I don't know what to say about Srebrenica. I make the claim that it was one of the most tragic incidents in human history since WWII. Not because there haven't been more brutal instances of the slayings of innocent people, and not because there haven't been greater numbers of people killed elsewhere. But mostly, because of how completely humanity was betrayed in Srebrenica. The town was under UN protection, but this "protection" was handled so ineptly that it probably caused more people to die than if the UN had never shown up. Why? Because most people in Srebrenica took a chance in believing that the UN would honor its commitment to them.

Instead, the men and boys were almost all slaughtered. Many women were raped; some were later forced into prostitution, where they were "enjoyed" not only by the men who killed their fathers and husbands and brothers, but often by the very UN personnel sent there to protect them.

This betrayal wasn't simply a UN fuck-up and insanity that went undiscovered for too long. It was a crime that was exposed long before its most gruesome chapters had been written. Journalists knew what was happening. It was widely reported and known to politicians and governing bodies. For me, the worst thing is that it occurred in a continent with the strongest sense of human rights and past atrocities anywhere in the world.

I don't put one human life above another, but Srebrenica showed the world what a lie it is when anyone excuses atrocities in places like Darfur or Rwanda by claiming that these places were somehow unknown, obscure or "poorly understood." That's why the betrayal of Srebrenica is more egregious than that of other locales.

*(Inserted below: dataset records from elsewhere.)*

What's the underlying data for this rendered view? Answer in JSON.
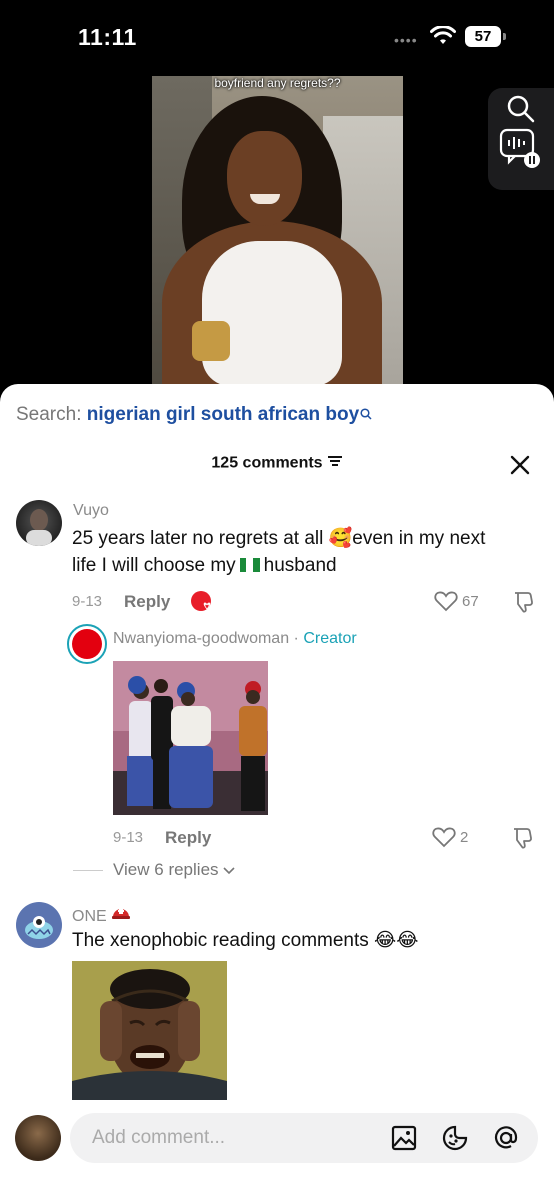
{
  "status": {
    "time": "11:11",
    "battery": "57"
  },
  "video": {
    "caption": "boyfriend any regrets??"
  },
  "sheet": {
    "search_label": "Search:",
    "search_query": "nigerian girl south african boy",
    "comments_count": "125 comments"
  },
  "comments": [
    {
      "username": "Vuyo",
      "text_part1": "25 years later no regrets at all 🥰even in my next",
      "text_part2_before": "life I will choose my",
      "text_part2_after": "husband",
      "date": "9-13",
      "reply_label": "Reply",
      "likes": "67",
      "replies": [
        {
          "username": "Nwanyioma-goodwoman",
          "badge": "Creator",
          "date": "9-13",
          "reply_label": "Reply",
          "likes": "2"
        }
      ],
      "view_replies": "View 6 replies"
    },
    {
      "username": "ONE",
      "text": "The xenophobic reading comments 😂😂"
    }
  ],
  "composer": {
    "placeholder": "Add comment..."
  },
  "colors": {
    "link": "#1e4fa0",
    "creator": "#1ba2b6",
    "nigeria_green": "#1a8a3a"
  },
  "icons": [
    "search-icon",
    "voice-search-icon",
    "sort-icon",
    "close-icon",
    "heart-icon",
    "dislike-icon",
    "image-icon",
    "emoji-icon",
    "mention-icon"
  ]
}
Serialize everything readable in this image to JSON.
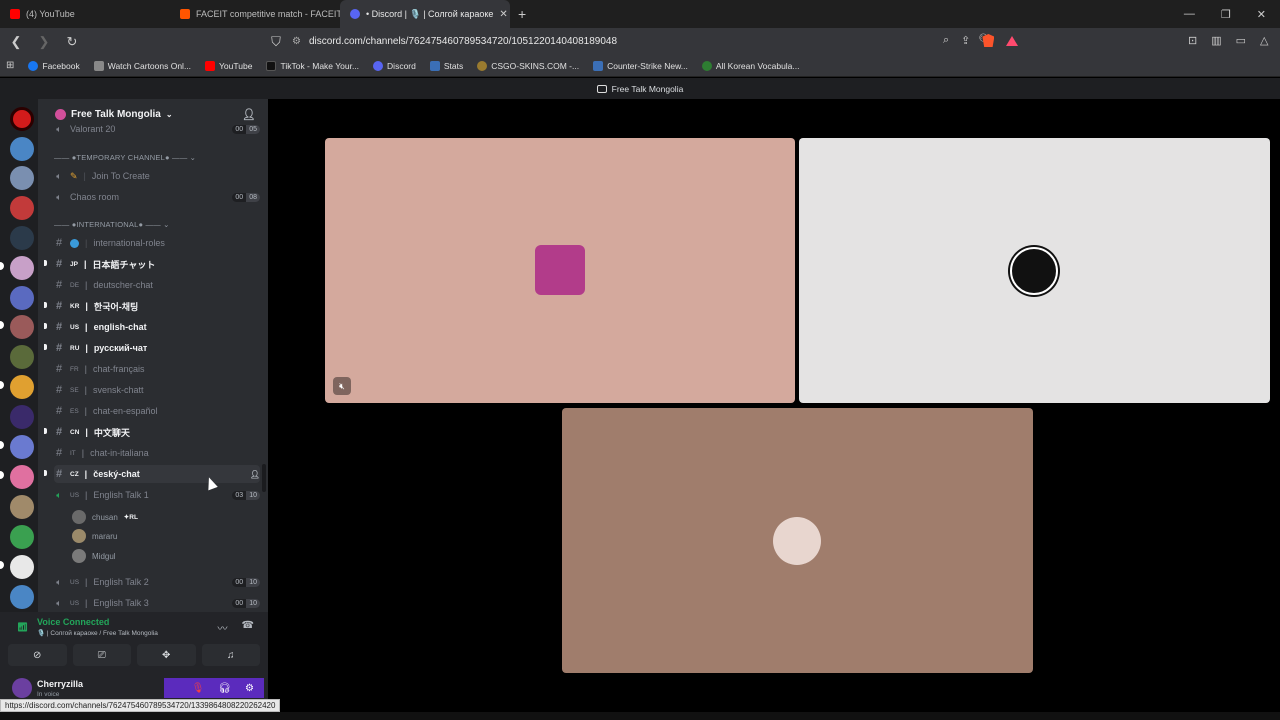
{
  "browser": {
    "tabs": [
      {
        "label": "(4) YouTube",
        "color": "#ff0000"
      },
      {
        "label": "FACEIT competitive match - FACEIT.c",
        "color": "#ff5500"
      },
      {
        "label": "• Discord | 🎙️ | Солгой караоке",
        "color": "#5865f2"
      }
    ],
    "url": "discord.com/channels/762475460789534720/1051220140408189048",
    "bookmarks": [
      {
        "label": "Facebook",
        "color": "#1877f2"
      },
      {
        "label": "Watch Cartoons Onl...",
        "color": "#888888"
      },
      {
        "label": "YouTube",
        "color": "#ff0000"
      },
      {
        "label": "TikTok - Make Your...",
        "color": "#111111"
      },
      {
        "label": "Discord",
        "color": "#5865f2"
      },
      {
        "label": "Stats",
        "color": "#3b6fb6"
      },
      {
        "label": "CSGO-SKINS.COM -...",
        "color": "#9a7b2f"
      },
      {
        "label": "Counter-Strike New...",
        "color": "#3b6fb6"
      },
      {
        "label": "All Korean Vocabula...",
        "color": "#2e7d32"
      }
    ]
  },
  "discord": {
    "window_title": "Free Talk Mongolia",
    "server_name": "Free Talk Mongolia",
    "channels": {
      "partial_top": "Valorant 20",
      "partial_top_counts": [
        "00",
        "05"
      ],
      "cat_temp": "●TEMPORARY CHANNEL●",
      "join_create": "Join To Create",
      "chaos_room": "Chaos room",
      "chaos_counts": [
        "00",
        "08"
      ],
      "cat_intl": "●INTERNATIONAL●",
      "intl_roles": "international-roles",
      "text": [
        {
          "cc": "JP",
          "label": "日本語チャット",
          "bold": true
        },
        {
          "cc": "DE",
          "label": "deutscher-chat",
          "bold": false
        },
        {
          "cc": "KR",
          "label": "한국어-채팅",
          "bold": true
        },
        {
          "cc": "US",
          "label": "english-chat",
          "bold": true
        },
        {
          "cc": "RU",
          "label": "русский-чат",
          "bold": true
        },
        {
          "cc": "FR",
          "label": "chat-français",
          "bold": false
        },
        {
          "cc": "SE",
          "label": "svensk-chatt",
          "bold": false
        },
        {
          "cc": "ES",
          "label": "chat-en-español",
          "bold": false
        },
        {
          "cc": "CN",
          "label": "中文聊天",
          "bold": true
        },
        {
          "cc": "IT",
          "label": "chat-in-italiana",
          "bold": false
        },
        {
          "cc": "CZ",
          "label": "český-chat",
          "bold": true
        }
      ],
      "voice1": {
        "cc": "US",
        "label": "English Talk 1",
        "counts": [
          "03",
          "10"
        ]
      },
      "members": [
        {
          "name": "chusan",
          "tag": "RL",
          "color": "#6a6a6a"
        },
        {
          "name": "mararu",
          "color": "#9b8a6a"
        },
        {
          "name": "Midgul",
          "color": "#7a7a7a"
        }
      ],
      "voice2": {
        "cc": "US",
        "label": "English Talk 2",
        "counts": [
          "00",
          "10"
        ]
      },
      "voice3": {
        "cc": "US",
        "label": "English Talk 3",
        "counts": [
          "00",
          "10"
        ]
      }
    },
    "voice_panel": {
      "status": "Voice Connected",
      "sub": "🎙️ | Солгой караоке / Free Talk Mongolia"
    },
    "user": {
      "name": "Cherryzilla",
      "status": "In voice"
    },
    "hover_url": "https://discord.com/channels/762475460789534720/1339864808220262420",
    "tiles": [
      {
        "bg": "#d4a99d",
        "avatar": "#b23c8a"
      },
      {
        "bg": "#e4e3e3",
        "avatar": "#111111"
      },
      {
        "bg": "#a07d6c",
        "avatar": "#e8d6cf"
      }
    ]
  }
}
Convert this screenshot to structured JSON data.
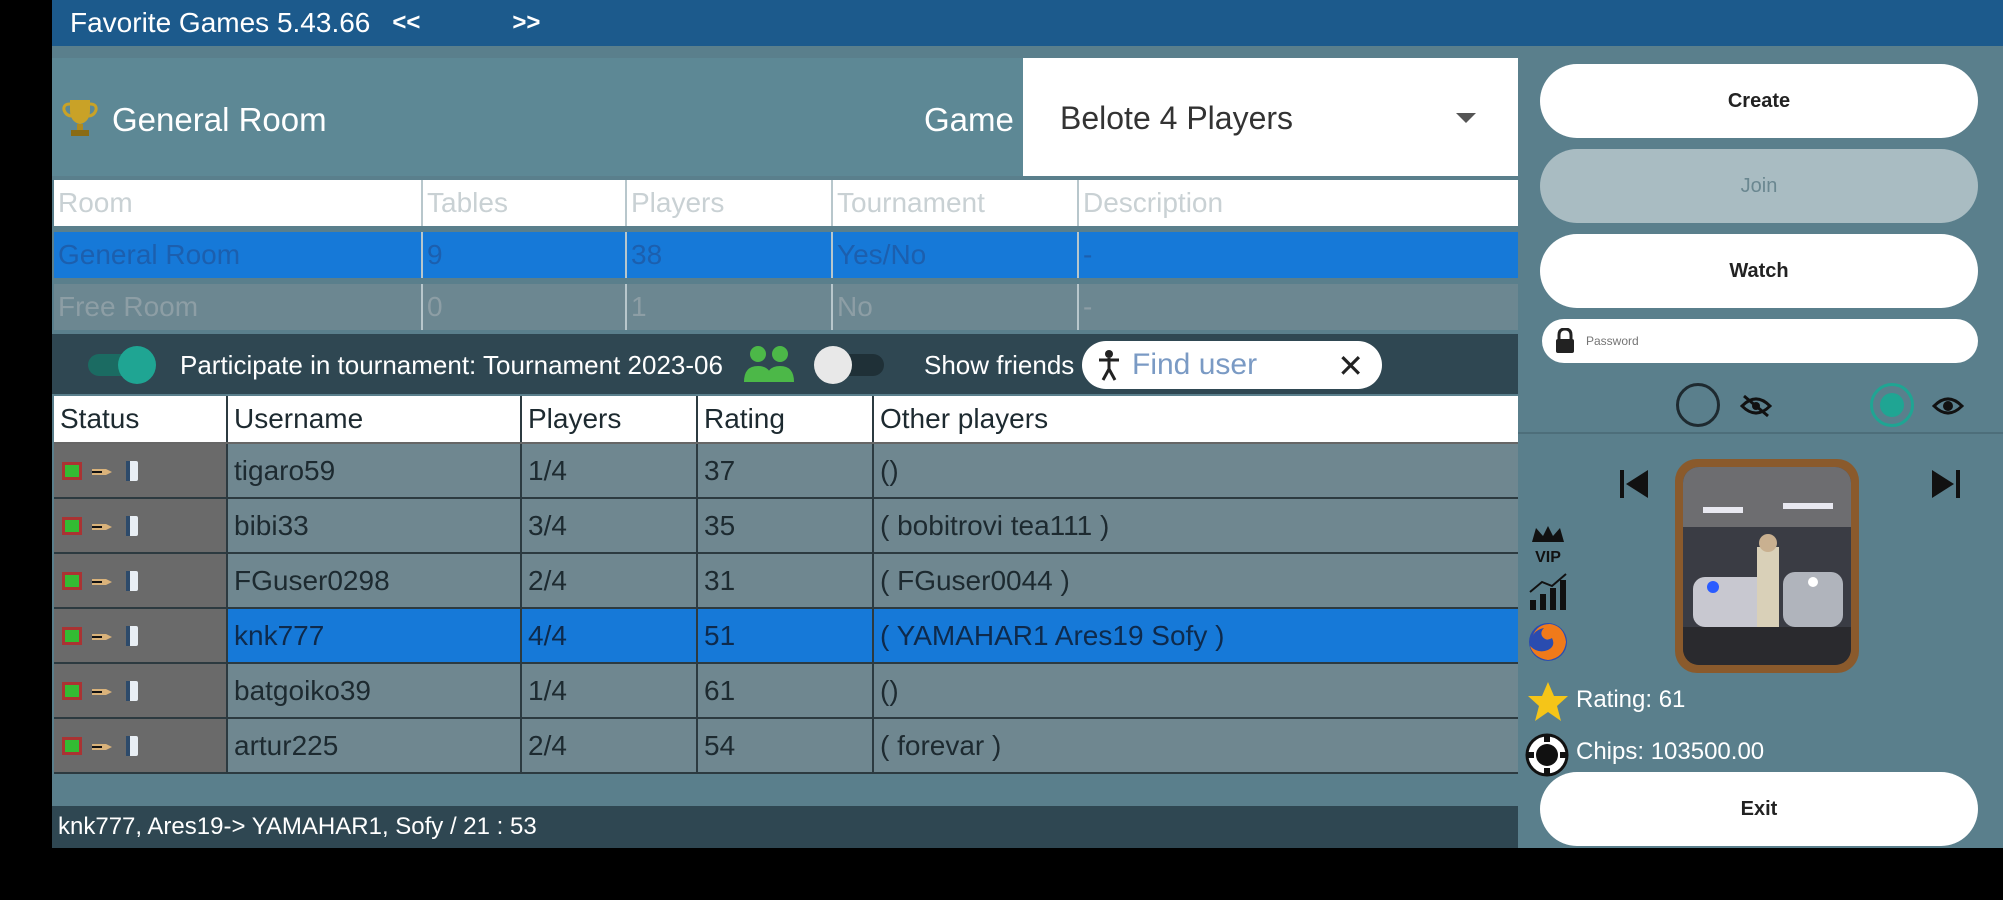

Srebrenica is in the middle of Europe; observers and "peacekeepers" were there even before the worst atrocities occurred.

VikingSword's comments are fabulous and right-on. I'm saddened - especially here, where one would hope the intelligence level might be a bit higher than elsewhere - when people forget that the war in the Balkans could very easily have been portrayed as a Christian war of aggression against peaceful Muslims. Given the numbers killed, wounded and tortured, it was a far more grievous genocidal action than anything the Christians have suffered in the past few decades. It's a silly thing to keep track of, but it just goes to show how strongly even liberal media is biased.

VikingSword also brings up the question of whether it could happen here (in America.)

It's far more likely to happen here than many places, and the consequences more likely to be irreparable and brutal. In the former Yugoslavia, we at least had some inkling of the divides within the country and their earlier expressions of hostility and violence. Americans tend to see their country as stable and immutable to an extent that no nation ever is. The optimism of Americans provides many benefits, but it leads to more problems than people usually consider. Everything from Iraq and Afghanistan to the housing crisis to Bernie Madoff and the economy is symptomatic of a consistently unrealistic mindset, if you think about it. But Americans will still deny manifestations of the darker side of this mentality.

The emergence of the Tea Party movement alone is a shocking measure of how much America has lost in the fifteen years or so since I arrived here. I'm shocked at how few Americans - even those who see the movement as a kind of joke - appear able to see the wider meaning behind not just its support, but the wide number of people who think that have "some good ideas."
posted by Dee Xtrovert at 3:14 PM on July 12, 2010 [2 favorites]


The emergence of the Tea Party movement alone is a shocking measure of how much America has lost in the fifteen years or so since I arrived here.

To be honest, they don't seem that surprising at all - they seem like the logical descendants of the Minutemen, the 90s Militias, Huey Long, and, hell, the KKK. It is, however, disturbing that they seem to be gaining the kind of currency in the political system that the KKK used to have.